I. The Legal Picture

The use of comp time in conjunction with leaves is not specifically protected in our contract. Further, our contract contains qualifications of leaves dependent on staffing, workload, etc. In other words, our right to use of these comp days is something that Mg’ment could bargain with us to impasse on, and then impose unilaterally. We could arbitrate it. But aside from the costs of the arbitration, is the question of our likelihood of success on the merits. At this point, my understanding is that our chances would be dim, though I’m not 100% certain of that. Despite comp day use during leaves being and established pattern and practice, the detrimental reliance by members upon this practice, the countervailing arguments would obviously be: bargaining history, lack of explicit contractual protection, lack of contractual protection for all other divisions, qualifications having to do with staffing considerations and budget with an admittedly overworked staff (more fully explained below).

II. The Financial Picture

The other problem that I tried to explain to folks at the meeting yesterday was the financial problems posed by this benefit, as understood by our newly competent board.
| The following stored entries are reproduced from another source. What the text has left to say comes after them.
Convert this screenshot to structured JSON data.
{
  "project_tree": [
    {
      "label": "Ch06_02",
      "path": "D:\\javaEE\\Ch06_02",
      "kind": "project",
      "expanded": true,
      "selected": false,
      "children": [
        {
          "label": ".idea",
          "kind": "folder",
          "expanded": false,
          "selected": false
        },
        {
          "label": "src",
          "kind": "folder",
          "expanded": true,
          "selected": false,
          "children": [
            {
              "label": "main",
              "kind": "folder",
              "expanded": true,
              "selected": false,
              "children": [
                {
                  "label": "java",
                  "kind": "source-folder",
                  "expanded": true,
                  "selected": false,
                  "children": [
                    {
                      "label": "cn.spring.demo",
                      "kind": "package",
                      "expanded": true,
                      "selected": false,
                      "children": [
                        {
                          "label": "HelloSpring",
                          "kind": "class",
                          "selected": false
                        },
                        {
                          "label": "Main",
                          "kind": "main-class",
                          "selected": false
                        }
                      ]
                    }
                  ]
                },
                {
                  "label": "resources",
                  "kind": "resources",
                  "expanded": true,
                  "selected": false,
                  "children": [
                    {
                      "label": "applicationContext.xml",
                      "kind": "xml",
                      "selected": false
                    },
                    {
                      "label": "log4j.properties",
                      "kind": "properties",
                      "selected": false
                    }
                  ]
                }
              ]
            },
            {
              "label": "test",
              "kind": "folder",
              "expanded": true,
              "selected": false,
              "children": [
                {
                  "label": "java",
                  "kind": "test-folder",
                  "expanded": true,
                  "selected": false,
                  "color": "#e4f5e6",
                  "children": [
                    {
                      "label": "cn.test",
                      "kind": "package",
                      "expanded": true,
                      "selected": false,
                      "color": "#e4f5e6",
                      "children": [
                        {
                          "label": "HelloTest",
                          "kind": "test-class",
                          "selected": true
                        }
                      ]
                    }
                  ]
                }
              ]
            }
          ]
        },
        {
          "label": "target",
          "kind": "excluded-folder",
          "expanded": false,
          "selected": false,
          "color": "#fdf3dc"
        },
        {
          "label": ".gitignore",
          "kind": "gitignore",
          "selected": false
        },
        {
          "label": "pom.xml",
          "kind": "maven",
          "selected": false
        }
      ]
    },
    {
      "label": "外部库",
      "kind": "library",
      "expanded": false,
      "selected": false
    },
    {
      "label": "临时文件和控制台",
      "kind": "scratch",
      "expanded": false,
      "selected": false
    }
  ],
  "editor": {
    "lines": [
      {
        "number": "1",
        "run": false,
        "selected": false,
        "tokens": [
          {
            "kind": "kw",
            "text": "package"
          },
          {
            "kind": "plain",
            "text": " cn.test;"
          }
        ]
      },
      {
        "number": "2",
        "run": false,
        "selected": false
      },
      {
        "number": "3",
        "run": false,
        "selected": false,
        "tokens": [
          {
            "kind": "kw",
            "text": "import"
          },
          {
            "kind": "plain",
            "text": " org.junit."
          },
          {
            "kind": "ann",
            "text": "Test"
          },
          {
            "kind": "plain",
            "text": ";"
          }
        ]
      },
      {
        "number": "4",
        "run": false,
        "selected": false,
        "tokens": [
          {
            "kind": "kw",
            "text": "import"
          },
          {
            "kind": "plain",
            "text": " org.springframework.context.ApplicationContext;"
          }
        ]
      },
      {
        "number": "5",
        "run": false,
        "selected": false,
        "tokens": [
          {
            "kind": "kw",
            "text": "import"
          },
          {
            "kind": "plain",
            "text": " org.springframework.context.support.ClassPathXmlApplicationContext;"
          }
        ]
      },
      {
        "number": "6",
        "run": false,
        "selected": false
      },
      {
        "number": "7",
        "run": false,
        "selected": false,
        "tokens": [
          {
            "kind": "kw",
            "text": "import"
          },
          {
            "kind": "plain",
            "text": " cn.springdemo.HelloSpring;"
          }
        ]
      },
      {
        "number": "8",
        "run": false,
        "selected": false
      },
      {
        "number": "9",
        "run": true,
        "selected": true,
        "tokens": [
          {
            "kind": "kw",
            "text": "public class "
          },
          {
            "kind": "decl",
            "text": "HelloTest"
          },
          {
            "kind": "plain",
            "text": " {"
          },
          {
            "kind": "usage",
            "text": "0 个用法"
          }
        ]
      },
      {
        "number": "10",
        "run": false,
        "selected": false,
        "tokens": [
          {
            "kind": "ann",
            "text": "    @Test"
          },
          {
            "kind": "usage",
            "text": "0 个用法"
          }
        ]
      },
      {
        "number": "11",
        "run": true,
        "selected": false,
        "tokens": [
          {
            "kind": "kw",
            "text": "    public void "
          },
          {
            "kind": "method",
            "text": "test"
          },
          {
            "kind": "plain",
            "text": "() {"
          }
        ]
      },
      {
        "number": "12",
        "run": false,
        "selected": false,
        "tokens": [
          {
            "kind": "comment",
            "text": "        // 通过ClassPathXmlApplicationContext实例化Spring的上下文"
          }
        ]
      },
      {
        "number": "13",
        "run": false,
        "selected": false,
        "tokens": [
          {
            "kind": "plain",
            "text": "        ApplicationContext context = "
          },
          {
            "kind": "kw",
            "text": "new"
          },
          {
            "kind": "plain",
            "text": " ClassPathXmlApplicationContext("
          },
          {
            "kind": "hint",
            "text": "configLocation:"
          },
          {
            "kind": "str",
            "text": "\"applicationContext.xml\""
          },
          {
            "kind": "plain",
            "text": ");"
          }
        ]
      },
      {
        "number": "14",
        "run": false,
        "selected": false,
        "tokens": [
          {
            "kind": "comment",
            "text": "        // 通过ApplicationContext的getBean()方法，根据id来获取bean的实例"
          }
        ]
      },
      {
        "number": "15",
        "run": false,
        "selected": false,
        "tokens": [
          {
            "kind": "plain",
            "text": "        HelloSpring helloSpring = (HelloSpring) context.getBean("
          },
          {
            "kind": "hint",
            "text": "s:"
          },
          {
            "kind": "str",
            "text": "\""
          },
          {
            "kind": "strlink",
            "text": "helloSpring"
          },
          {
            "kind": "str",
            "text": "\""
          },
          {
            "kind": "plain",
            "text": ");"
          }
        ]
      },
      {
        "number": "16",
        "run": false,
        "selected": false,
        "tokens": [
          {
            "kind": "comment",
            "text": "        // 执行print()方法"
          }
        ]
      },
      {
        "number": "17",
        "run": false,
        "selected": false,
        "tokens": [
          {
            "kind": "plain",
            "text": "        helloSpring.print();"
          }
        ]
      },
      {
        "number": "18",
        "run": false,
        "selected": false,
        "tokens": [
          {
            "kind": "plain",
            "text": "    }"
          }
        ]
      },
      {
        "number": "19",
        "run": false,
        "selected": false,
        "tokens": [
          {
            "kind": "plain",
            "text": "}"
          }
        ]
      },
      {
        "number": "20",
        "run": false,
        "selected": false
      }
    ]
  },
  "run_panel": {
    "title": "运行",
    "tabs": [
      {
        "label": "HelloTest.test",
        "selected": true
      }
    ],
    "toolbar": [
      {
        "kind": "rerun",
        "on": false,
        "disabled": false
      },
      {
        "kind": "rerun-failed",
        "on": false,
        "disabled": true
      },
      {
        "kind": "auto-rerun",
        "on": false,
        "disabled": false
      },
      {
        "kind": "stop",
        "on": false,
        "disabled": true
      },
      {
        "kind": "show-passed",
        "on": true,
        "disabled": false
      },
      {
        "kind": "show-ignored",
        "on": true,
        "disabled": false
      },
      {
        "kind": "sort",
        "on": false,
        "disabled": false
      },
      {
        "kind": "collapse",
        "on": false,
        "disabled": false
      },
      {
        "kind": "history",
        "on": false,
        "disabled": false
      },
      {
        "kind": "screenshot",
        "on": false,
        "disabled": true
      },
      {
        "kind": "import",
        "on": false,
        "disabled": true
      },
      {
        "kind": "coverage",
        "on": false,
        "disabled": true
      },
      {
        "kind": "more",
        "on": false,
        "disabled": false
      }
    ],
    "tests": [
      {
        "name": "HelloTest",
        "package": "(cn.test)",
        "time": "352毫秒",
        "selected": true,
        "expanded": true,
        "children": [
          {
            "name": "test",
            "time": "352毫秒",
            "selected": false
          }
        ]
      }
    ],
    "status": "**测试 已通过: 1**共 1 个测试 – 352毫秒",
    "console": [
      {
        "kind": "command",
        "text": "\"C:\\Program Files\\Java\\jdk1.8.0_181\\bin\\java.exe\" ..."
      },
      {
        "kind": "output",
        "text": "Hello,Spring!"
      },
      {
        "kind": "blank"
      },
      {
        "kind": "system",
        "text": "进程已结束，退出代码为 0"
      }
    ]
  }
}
At any one time during the fiscal year, there are 10 attorneys from CDD utilizing this benefit. Costed out, the price-tag of this benefit is $770,000 per year (10 atty’s at average cost of about $70,000 per year).

Now the overall wage package is about $2,100,000. $770,000 is about 35% of that wage package. JRD, CIVIL DIV, and CDD attorneys who do not have those banked comp days are all aware of that (or certainly their representatives know that). Further, if you factor out the first four steps, the $770,000 is 55% of the wage package for steps 5 – 30 (the steps where people are most likely to have banked comp days).

III. My Position

So, given the information that I have at this point, I understand our predicament as follows:

If we refuse to accept this contractual provision re comp days and leaves, our newly “competent” Board will nevertheless be able to unilaterally impose this change, along with our risking the loss of 35-55% of the wage package for a majority of union members who don’t enjoy this benefit to begin with.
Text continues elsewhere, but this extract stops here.